Mesoscale convective systems (MCSs) significantly influence large-scale circulations as well as radiation and precipitation budgets across the globe (Houze 2004). This study uses DoE Atmospheric Radiation Measurement (ARM)-sourced observations, complemented by large-eddy-scale (LES) numerical simulations, to examine how the characteristics of midlatitude MCS stratiform precipitation regions are generated and modified by low-frequency gravity waves, line-end vorticity-induced wind flows, and large-scale environmental conditions.

Much research has been devoted to these widespread systems and their stratiform regions due to their wide- ranging impacts on the global zonal wind field as well as the radiation balance and hydrologic cycle. The ability to simulate stratiform regions that closely match observations remains elusive and is further complicated because the characteristics of the stratiform region are closely tied to the detrainment of hydrometeors from the convective updraft as well as evaporation and sublimation induced by mid-level rear inflow. These intra- and extra-system circulations are products of three processes: low-frequency gravity waves, line-end vortex-induced flows, and environmental wind.

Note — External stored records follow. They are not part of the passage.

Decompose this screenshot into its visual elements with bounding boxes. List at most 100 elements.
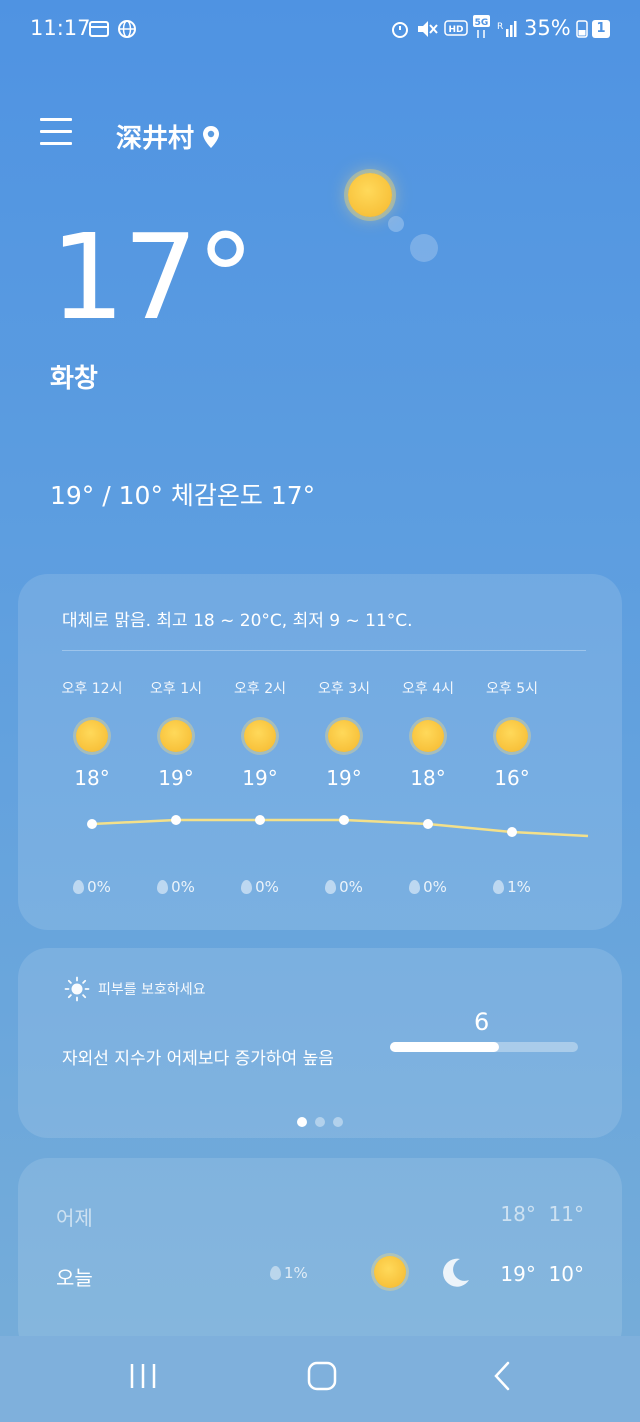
weather-sun-icon	[348, 173, 392, 217]
day-low: 10°	[548, 1262, 584, 1286]
hour-time: 오후 4시	[402, 681, 454, 697]
hourly-forecast-card[interactable]: 대체로 맑음. 최고 18 ~ 20°C, 최저 9 ~ 11°C. 오후 12…	[18, 574, 622, 930]
battery-percent: 35%	[524, 16, 571, 40]
day-name: 오늘	[56, 1266, 93, 1290]
svg-text:HD: HD	[448, 25, 463, 35]
sun-icon	[496, 720, 528, 752]
hourly-item: 오후 2시 19°	[220, 678, 300, 790]
wallet-icon	[89, 21, 109, 37]
temperature-point	[507, 827, 517, 837]
day-name: 어제	[56, 1206, 93, 1230]
home-button[interactable]	[306, 1360, 338, 1392]
hourly-item: 오후 3시 19°	[304, 678, 384, 790]
svg-text:5G: 5G	[475, 18, 489, 28]
alarm-icon	[392, 22, 408, 38]
sun-icon	[244, 720, 276, 752]
sun-icon	[76, 720, 108, 752]
lens-flare	[388, 216, 404, 232]
menu-button[interactable]	[40, 118, 72, 148]
rain-chance: 0%	[171, 878, 195, 896]
hour-time: 오후 1시	[150, 681, 202, 697]
rain-chance: 0%	[87, 878, 111, 896]
hourly-item: 오후 4시 18°	[388, 678, 468, 790]
divider	[62, 650, 586, 651]
hour-time: 오후 2시	[234, 681, 286, 697]
page-dot-active[interactable]	[297, 1117, 307, 1127]
daily-row-yesterday[interactable]: 어제 18° 11°	[18, 1196, 622, 1236]
hour-temp: 19°	[326, 766, 362, 790]
uv-level-bar	[390, 1042, 578, 1052]
raindrop-icon	[241, 880, 253, 894]
uv-sun-icon	[64, 976, 90, 1002]
current-temperature: 17°	[50, 208, 255, 346]
rain-chance: 0%	[339, 878, 363, 896]
temperature-point	[423, 819, 433, 829]
raindrop-icon	[157, 880, 169, 894]
night-moon-icon	[443, 1258, 469, 1287]
forecast-summary: 대체로 맑음. 최고 18 ~ 20°C, 최저 9 ~ 11°C.	[62, 611, 413, 631]
day-temps: 18° 11°	[500, 1202, 584, 1226]
day-temps: 19° 10°	[500, 1262, 584, 1286]
sun-icon	[328, 720, 360, 752]
uv-value: 6	[474, 1008, 490, 1036]
raindrop-icon	[325, 880, 337, 894]
mute-icon	[418, 21, 438, 37]
hour-temp: 16°	[494, 766, 530, 790]
day-high: 19°	[500, 1262, 536, 1286]
menu-icon-line	[40, 130, 72, 133]
hourly-item: 오후 5시 16°	[472, 678, 552, 790]
rain-chance: 1%	[507, 878, 531, 896]
uv-header: 피부를 보호하세요	[64, 976, 206, 1002]
day-sun-icon	[374, 1256, 406, 1288]
hour-rain: 0%	[220, 878, 300, 896]
hourly-item: 오후 12시 18°	[52, 678, 132, 790]
temperature-point	[171, 815, 181, 825]
menu-icon-line	[40, 142, 72, 145]
network-5g-icon: 5G	[473, 15, 490, 38]
temperature-point	[339, 815, 349, 825]
minmax-feels-like: 19° / 10° 체감온도 17°	[50, 481, 316, 510]
uv-description: 자외선 지수가 어제보다 증가하여 높음	[62, 1049, 334, 1069]
hour-temp: 18°	[74, 766, 110, 790]
globe-icon	[118, 20, 136, 38]
weather-condition: 화창	[50, 364, 98, 394]
raindrop-icon	[73, 880, 85, 894]
daily-forecast-card[interactable]: 어제 18° 11° 오늘 1% 19° 10°	[18, 1158, 622, 1358]
temperature-point	[255, 815, 265, 825]
uv-index-card[interactable]: 피부를 보호하세요 자외선 지수가 어제보다 증가하여 높음 6	[18, 948, 622, 1138]
location-pin-icon	[203, 125, 220, 148]
lens-flare	[410, 234, 438, 262]
recent-apps-button[interactable]	[128, 1360, 158, 1392]
svg-text:R: R	[497, 22, 503, 32]
rain-chance: 0%	[255, 878, 279, 896]
temperature-point	[87, 819, 97, 829]
temperature-line-chart	[87, 815, 589, 838]
hour-rain: 1%	[472, 878, 552, 896]
hour-rain: 0%	[52, 878, 132, 896]
raindrop-icon	[493, 880, 505, 894]
status-bar: 11:17 HD 5G R 35% 1	[0, 0, 640, 60]
day-low: 11°	[548, 1202, 584, 1226]
hour-temp: 19°	[242, 766, 278, 790]
page-dot[interactable]	[333, 1117, 343, 1127]
page-indicator	[18, 1112, 622, 1131]
back-button[interactable]	[490, 1360, 514, 1392]
rain-chance: 0%	[423, 878, 447, 896]
hour-rain: 0%	[388, 878, 468, 896]
navigation-bar	[0, 1336, 640, 1422]
uv-level-fill	[390, 1042, 500, 1052]
page-dot[interactable]	[315, 1117, 325, 1127]
day-rain: 1%	[270, 1264, 308, 1282]
sim-badge: 1	[592, 20, 610, 38]
hourly-item: 오후 1시 19°	[136, 678, 216, 790]
hour-time: 오후 5시	[486, 681, 538, 697]
hour-temp: 18°	[410, 766, 446, 790]
hd-voice-icon: HD	[444, 20, 468, 36]
raindrop-icon	[270, 1266, 281, 1280]
daily-row-today[interactable]: 오늘 1% 19° 10°	[18, 1256, 622, 1296]
raindrop-icon	[409, 880, 421, 894]
location-title[interactable]: 深井村	[116, 118, 220, 155]
signal-icon: R	[497, 21, 517, 37]
hour-time: 오후 3시	[318, 681, 370, 697]
hour-rain: 0%	[304, 878, 384, 896]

Therefore, it is these processes that ultimately control the characteristics of the stratiform region, but no study has yet attempted to formally quantify their individual contributions to the MCS wind field.

We hypothesize that the poor representation of MCS stratiform regions in model simulations is a result of an incorrect balance between gravity wave, line-end vortex, and environmentally induced flows that results from an incorrectly simulated latent heating profile. The ARM-supported Plains Elevated Convection at Night (PECAN) and Mid-Latitude Continental Convective Clouds Experiment (MC3E) field campaigns offer unprecedentedly detailed low-level observations coincident with multi-Doppler storm wind field characterization so that quantification of individual contributions is now possible. To test this hypothesis, we will focus on three objectives:

1. Identify low-frequency gravity waves generated by midlatitude MCSs observed by the PECAN and MC3E field campaigns.
2. Isolate the impacts of low-frequency gravity waves, line-end vortex, and large-scale environmental flows on the development and characteristics of the observed PECAN and MC3E MCS stratiform regions.
3. Identify potential errors in the stratiform region of LES-simulated PECAN and MC3E MCSs resulting from incorrect circulation causal partitioning compared to (2).

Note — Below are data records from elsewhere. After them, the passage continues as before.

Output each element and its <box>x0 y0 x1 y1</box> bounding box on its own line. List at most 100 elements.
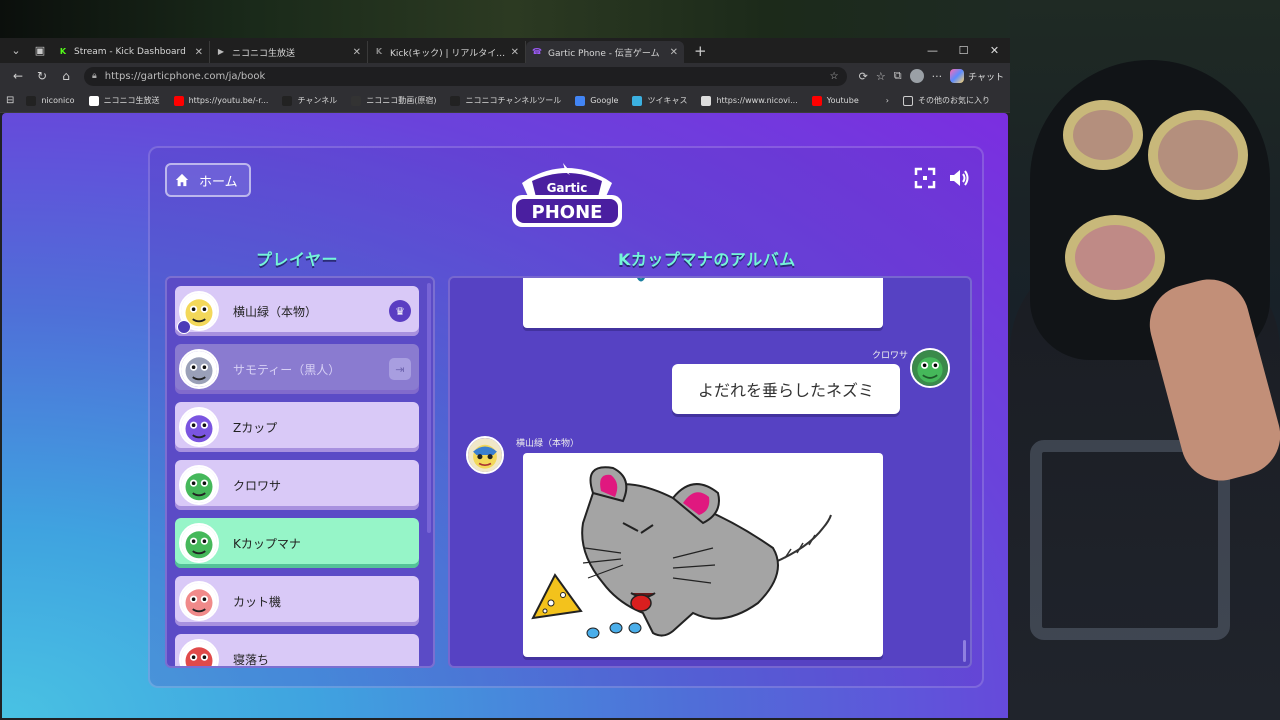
bookmark-item[interactable]: niconico <box>26 95 75 106</box>
bookmark-icon <box>26 95 37 106</box>
player-row[interactable]: カット機 <box>175 576 419 626</box>
logo-phone-text: PHONE <box>532 202 603 223</box>
players-scrollbar[interactable] <box>427 283 431 533</box>
tab-2[interactable]: ▶ ニコニコ生放送 ✕ <box>210 41 368 63</box>
close-tab-icon[interactable]: ✕ <box>670 47 678 58</box>
player-row[interactable]: 横山緑（本物） ♛ <box>175 286 419 336</box>
bookmark-item[interactable]: ツイキャス <box>632 95 687 106</box>
close-tab-icon[interactable]: ✕ <box>511 47 519 58</box>
favorites-icon[interactable]: ☆ <box>876 70 886 83</box>
bookmark-label: ツイキャス <box>647 96 688 105</box>
crown-icon: ♛ <box>389 300 411 322</box>
favorite-star-icon[interactable]: ☆ <box>830 71 839 82</box>
player-row[interactable]: クロワサ <box>175 460 419 510</box>
player-name: サモティー（黒人） <box>233 362 341 377</box>
collections-icon[interactable]: ⧉ <box>894 69 902 83</box>
bookmark-label: ニコニコ生放送 <box>103 96 160 105</box>
bookmark-item[interactable]: ニコニコ生放送 <box>88 95 160 106</box>
top-right-controls <box>914 167 970 189</box>
tab-favicon: ☎ <box>532 47 542 56</box>
tab-title: Stream - Kick Dashboard <box>74 47 186 57</box>
tab-4[interactable]: ☎ Gartic Phone - 伝言ゲーム ✕ <box>526 41 684 63</box>
bookmark-icon <box>173 95 184 106</box>
bookmarks-bar: ⊟ niconico ニコニコ生放送 https://youtu.be/-r... チ… <box>0 89 1010 113</box>
bookmark-label: https://www.nicovi... <box>716 96 798 105</box>
bookmark-item[interactable]: https://youtu.be/-r... <box>173 95 268 106</box>
bookmark-item[interactable]: ニコニコチャンネルツール <box>450 95 561 106</box>
other-bookmarks[interactable]: その他のお気に入り <box>903 95 990 106</box>
player-row[interactable]: 寝落ち <box>175 634 419 667</box>
bookmark-icon <box>282 95 293 106</box>
copilot-label: チャット <box>968 72 1004 83</box>
bookmarks-right: › その他のお気に入り <box>886 95 1004 106</box>
bookmark-label: Youtube <box>826 96 859 105</box>
bookmark-icon <box>811 95 822 106</box>
home-icon[interactable]: ⌂ <box>54 69 78 83</box>
bookmark-icon <box>88 95 99 106</box>
close-window-icon[interactable]: ✕ <box>979 44 1010 57</box>
bookmarks-overflow-icon[interactable]: › <box>886 96 889 105</box>
reload-icon[interactable]: ↻ <box>30 69 54 83</box>
other-bookmarks-label: その他のお気に入り <box>918 96 990 105</box>
workspaces-icon[interactable]: ▣ <box>30 41 50 61</box>
player-avatar <box>179 639 219 666</box>
url-field[interactable]: 🔒︎ https://garticphone.com/ja/book ☆ <box>84 66 847 86</box>
tab-1[interactable]: K Stream - Kick Dashboard ✕ <box>52 41 210 63</box>
house-icon <box>175 173 189 187</box>
maximize-icon[interactable]: ☐ <box>948 44 979 57</box>
players-title: プレイヤー <box>256 250 339 269</box>
close-tab-icon[interactable]: ✕ <box>353 47 361 58</box>
guess-author-avatar <box>910 348 950 388</box>
window-controls: — ☐ ✕ <box>917 44 1010 57</box>
url-text: https://garticphone.com/ja/book <box>104 70 266 82</box>
player-avatar <box>179 407 219 447</box>
home-button[interactable]: ホーム <box>165 163 251 197</box>
player-row[interactable]: Kカップマナ <box>175 518 419 568</box>
bookmark-label: niconico <box>41 96 75 105</box>
tab-favicon: ▶ <box>217 47 225 56</box>
player-avatar <box>179 465 219 505</box>
tab-title: ニコニコ生放送 <box>232 48 296 59</box>
tab-list-icon[interactable]: ⌄ <box>6 41 26 61</box>
fullscreen-icon[interactable] <box>914 167 936 189</box>
player-name: 横山緑（本物） <box>233 304 318 319</box>
bookmark-item[interactable]: チャンネル <box>282 95 337 106</box>
bookmark-item[interactable]: Google <box>575 95 618 106</box>
album-title: Kカップマナのアルバム <box>618 250 796 269</box>
back-icon[interactable]: ← <box>6 69 30 83</box>
player-name: カット機 <box>233 594 282 609</box>
drawing-author-avatar <box>466 436 504 474</box>
bookmark-icon <box>450 95 461 106</box>
tab-title: Kick(キック) | リアルタイムランキング <box>390 48 507 59</box>
player-row[interactable]: サモティー（黒人） ⇥ <box>175 344 419 394</box>
sound-icon[interactable] <box>948 167 970 189</box>
player-avatar <box>179 523 219 563</box>
album-scrollbar[interactable] <box>963 640 966 662</box>
reading-list-icon[interactable]: ⊟ <box>6 95 14 106</box>
player-name: Kカップマナ <box>233 536 301 551</box>
screen: ⌄ ▣ K Stream - Kick Dashboard ✕ ▶ ニコニコ生放送 ✕ K K… <box>0 0 1280 720</box>
mask-left-eye <box>1063 100 1143 170</box>
copilot-button[interactable]: チャット <box>950 69 1004 83</box>
copilot-icon <box>950 69 965 83</box>
bookmark-icon <box>701 95 712 106</box>
bookmark-item[interactable]: Youtube <box>811 95 859 106</box>
toolbar-right: ⟳ ☆ ⧉ ··· チャット <box>859 69 1004 83</box>
close-tab-icon[interactable]: ✕ <box>195 47 203 58</box>
bookmark-label: ニコニコチャンネルツール <box>465 96 562 105</box>
profile-avatar[interactable] <box>909 69 924 83</box>
tab-3[interactable]: K Kick(キック) | リアルタイムランキング ✕ <box>368 41 526 63</box>
players-list: 横山緑（本物） ♛ サモティー（黒人） ⇥ Zカップクロワサ Kカップマナ カット機寝落ち <box>165 276 435 668</box>
more-menu-icon[interactable]: ··· <box>932 70 943 83</box>
player-row[interactable]: Zカップ <box>175 402 419 452</box>
new-tab-button[interactable]: + <box>694 42 707 60</box>
extensions-icon[interactable]: ⟳ <box>859 70 868 83</box>
player-name: クロワサ <box>233 478 282 493</box>
player-name: 寝落ち <box>233 652 270 667</box>
bookmark-item[interactable]: https://www.nicovi... <box>701 95 798 106</box>
guess-bubble: よだれを垂らしたネズミ <box>672 364 900 414</box>
bookmark-item[interactable]: ニコニコ動画(原宿) <box>351 95 436 106</box>
minimize-icon[interactable]: — <box>917 44 948 57</box>
site-info-icon[interactable]: 🔒︎ <box>92 71 97 81</box>
bookmark-list: niconico ニコニコ生放送 https://youtu.be/-r... チャン… <box>26 95 872 106</box>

The first two objectives will use PECAN and MC3E datasets, including lower-tropospheric Atmospheric Emitted Radiance Interferometer (AERI) and profiler observations, in situ and remotely sensed microphysical observations, and multiple-Doppler-derived three-dimensional wind fields to identify low-frequency gravity waves, line-end vortices, the environmental wind field, and their associated circulations. Any associated stratiform region microphysical modifications will also be examined. The third objective involves comparing the processes contributing to the MCS circulation in the observations to high-resolution case-study MCS simulations. It will also use a novel technique to separate the direct microphysical from the indirect dynamical impact of microphysical parameterization changes on the stratiform region.

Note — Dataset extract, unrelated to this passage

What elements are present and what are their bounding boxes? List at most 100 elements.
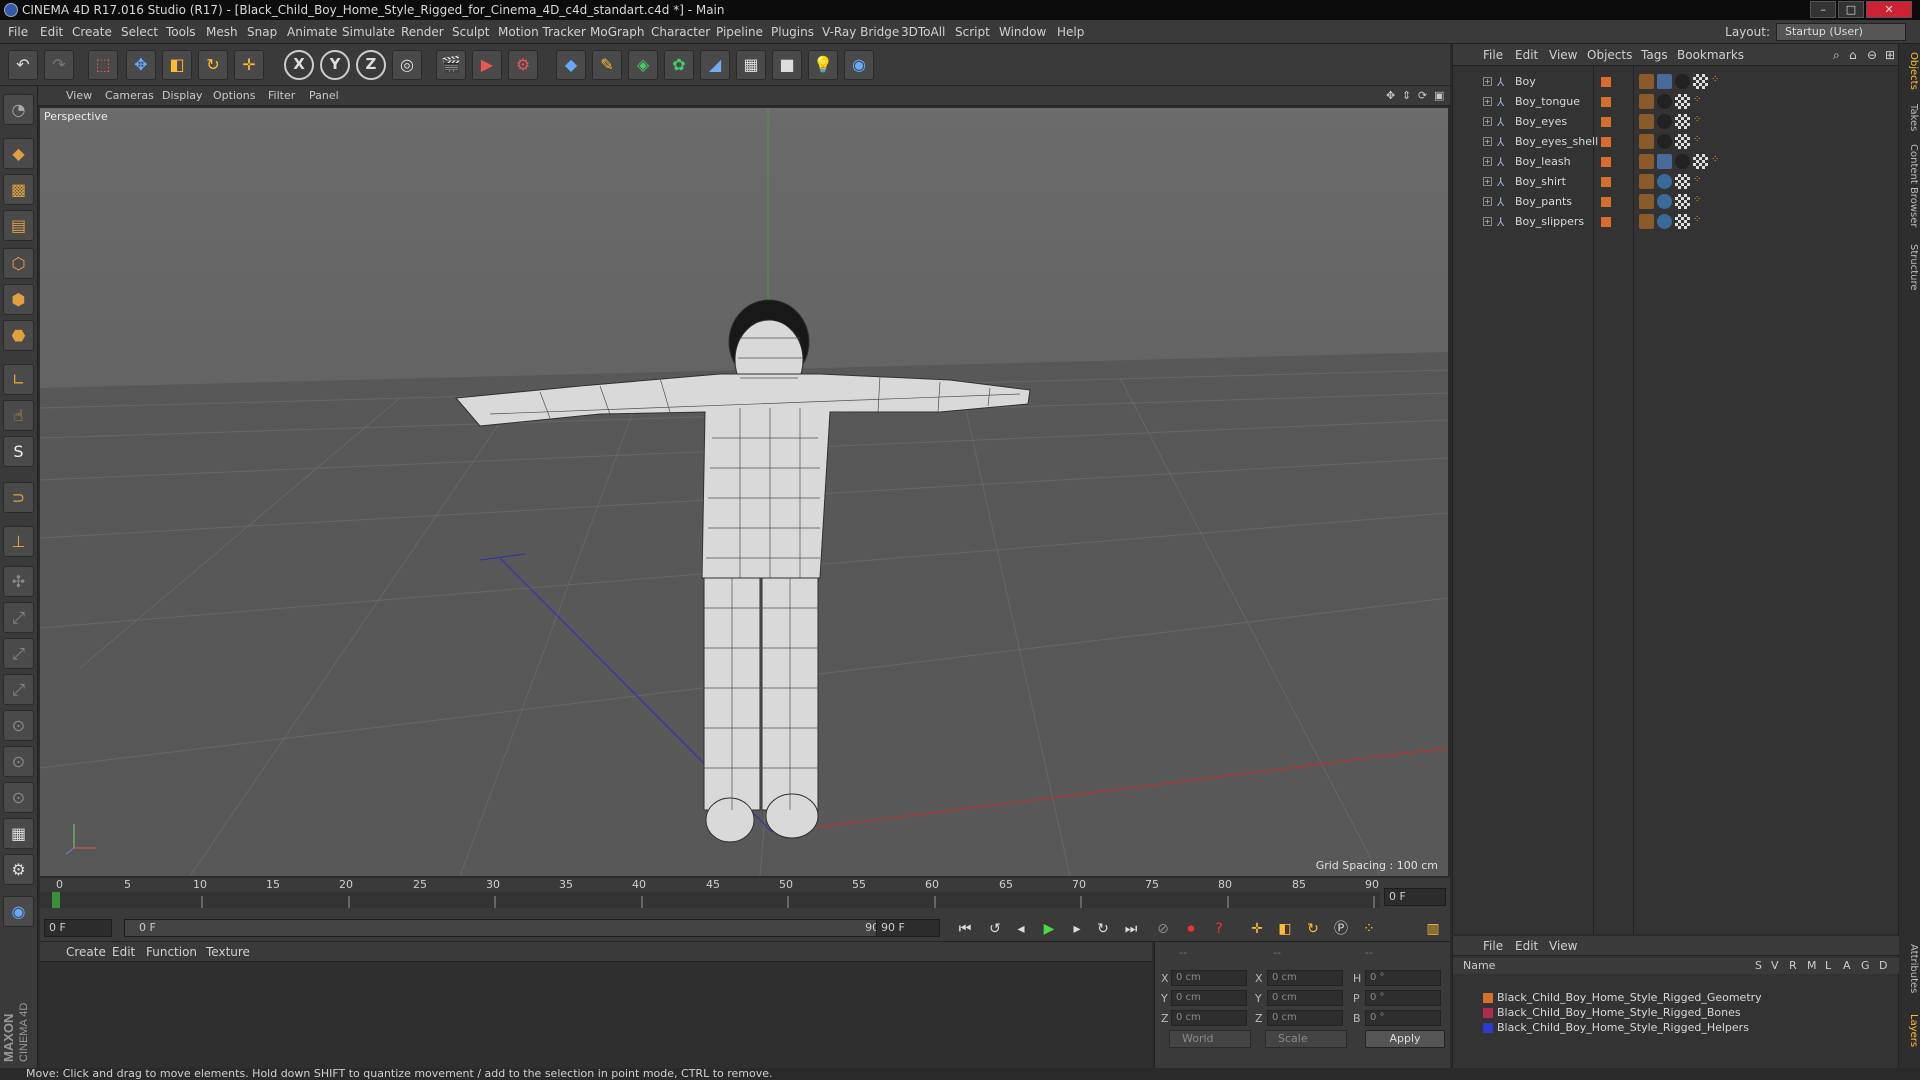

This project directly addresses the “Convective Cloud Processes” FOA research topic. Studying the relative impacts of the three controlling processes on MCS system-scale circulations and stratiform structure will addresses “interactions between dynamics and microphysics”, the “organization of convective systems”, and the “understanding of convective processes controlling the…microphysical and macrophysical properties of convective clouds.” Given the key contributions MCS stratiform regions make to global circulation and precipitation, the project will lead to “improved understanding of processes that are…fundamental to the Earth’s radiative balance and/or hydrologic cycle.”